This year’s commencement ceremonies at U.S. law schools carried less of the usual career-celebration glow and far more political urgency. Across campuses, judges, elected officials and veteran legal figures used graduation podiums to deliver a pointed message to new lawyers: the legal profession is entering a period of strain, and silence may no longer be a neutral choice.
A recurring theme threaded through speeches from coast to coast — the defense of judicial independence, constitutional norms and the broader rule of law amid mounting clashes between President Donald Trump and segments of the legal establishment.
At graduation events, speakers repeatedly referenced growing pressure on courts, bar associations and major law firms. Several framed the current moment as a stress test not just for institutions, but for the moral backbone of young attorneys about to enter the profession.
Maryland Congressman Jamie Raskin used his address at the Washington College of Law at American University to sharply criticize executive actions targeting law firms viewed as hostile to Trump. He contrasted firms that challenged those measures in court with others that chose accommodation over confrontation.
Raskin urged graduates to resist the temptation of comfort when principle is at stake, telling them their legal training would eventually force choices between power and justice.

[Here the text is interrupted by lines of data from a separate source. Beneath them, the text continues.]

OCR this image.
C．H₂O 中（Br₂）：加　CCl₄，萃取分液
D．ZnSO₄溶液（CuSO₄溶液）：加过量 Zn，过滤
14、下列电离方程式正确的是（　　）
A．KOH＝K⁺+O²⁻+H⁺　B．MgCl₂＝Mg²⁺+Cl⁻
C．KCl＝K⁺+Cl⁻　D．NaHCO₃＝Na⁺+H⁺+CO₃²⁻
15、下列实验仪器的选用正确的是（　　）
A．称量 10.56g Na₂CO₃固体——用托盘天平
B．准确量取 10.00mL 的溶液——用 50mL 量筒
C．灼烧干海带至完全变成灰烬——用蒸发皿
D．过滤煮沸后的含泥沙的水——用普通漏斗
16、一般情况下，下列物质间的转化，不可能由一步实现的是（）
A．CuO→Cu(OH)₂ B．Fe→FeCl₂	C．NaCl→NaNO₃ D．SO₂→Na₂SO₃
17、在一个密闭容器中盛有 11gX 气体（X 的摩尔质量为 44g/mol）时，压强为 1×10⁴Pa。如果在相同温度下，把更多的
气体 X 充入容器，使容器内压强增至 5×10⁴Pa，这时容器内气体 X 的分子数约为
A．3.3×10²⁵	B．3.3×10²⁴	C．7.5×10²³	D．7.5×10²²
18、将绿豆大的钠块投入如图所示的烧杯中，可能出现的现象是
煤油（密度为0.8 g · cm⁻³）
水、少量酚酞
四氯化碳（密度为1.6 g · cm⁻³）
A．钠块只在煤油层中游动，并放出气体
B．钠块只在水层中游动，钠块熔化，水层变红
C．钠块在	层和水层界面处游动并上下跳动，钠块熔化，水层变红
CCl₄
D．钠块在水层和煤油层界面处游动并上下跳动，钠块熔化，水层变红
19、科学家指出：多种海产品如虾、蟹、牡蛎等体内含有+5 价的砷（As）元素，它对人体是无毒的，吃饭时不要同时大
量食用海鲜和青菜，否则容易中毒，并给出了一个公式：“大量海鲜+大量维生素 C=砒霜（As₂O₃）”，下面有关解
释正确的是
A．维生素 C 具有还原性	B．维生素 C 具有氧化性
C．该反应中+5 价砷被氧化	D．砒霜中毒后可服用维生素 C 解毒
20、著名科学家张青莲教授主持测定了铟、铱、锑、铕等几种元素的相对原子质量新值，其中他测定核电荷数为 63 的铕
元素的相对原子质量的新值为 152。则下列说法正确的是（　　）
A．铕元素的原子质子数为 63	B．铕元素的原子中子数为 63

At the University of Pennsylvania Carey Law School, Pennsylvania Governor Josh Shapiro warned against lawyers becoming participants in what he described as a political culture fueled by division and institutional decay. Instead, he framed the profession as one capable of repairing public trust rather than deepening fractures.
Meanwhile, at Yale Law School, Chief Judge James Boasberg delivered perhaps the most direct appeal for civic courage. He cautioned graduates that defending the judiciary becomes difficult precisely when remaining quiet is professionally safer and financially rewarding.
His remarks suggested that preserving democratic institutions may increasingly demand personal sacrifice from attorneys willing to challenge political pressure.
Similar concerns surfaced on the West Coast. Goodwin Liu, speaking to graduates at the University of California, Los Angeles School of Law, stressed that the independence of both judges and lawyers remains essential to a functioning justice system. He described that independence as being under visible strain and urged graduates to defend it with resolve.
Taken together, the speeches reflected an unusual commencement season — one where legal ethics, democratic resilience and institutional accountability overshadowed the traditional focus on careers, clerkships and billable hours. For many graduating students, the message was unmistakable: entering the legal profession today may also mean stepping into a political crossroads.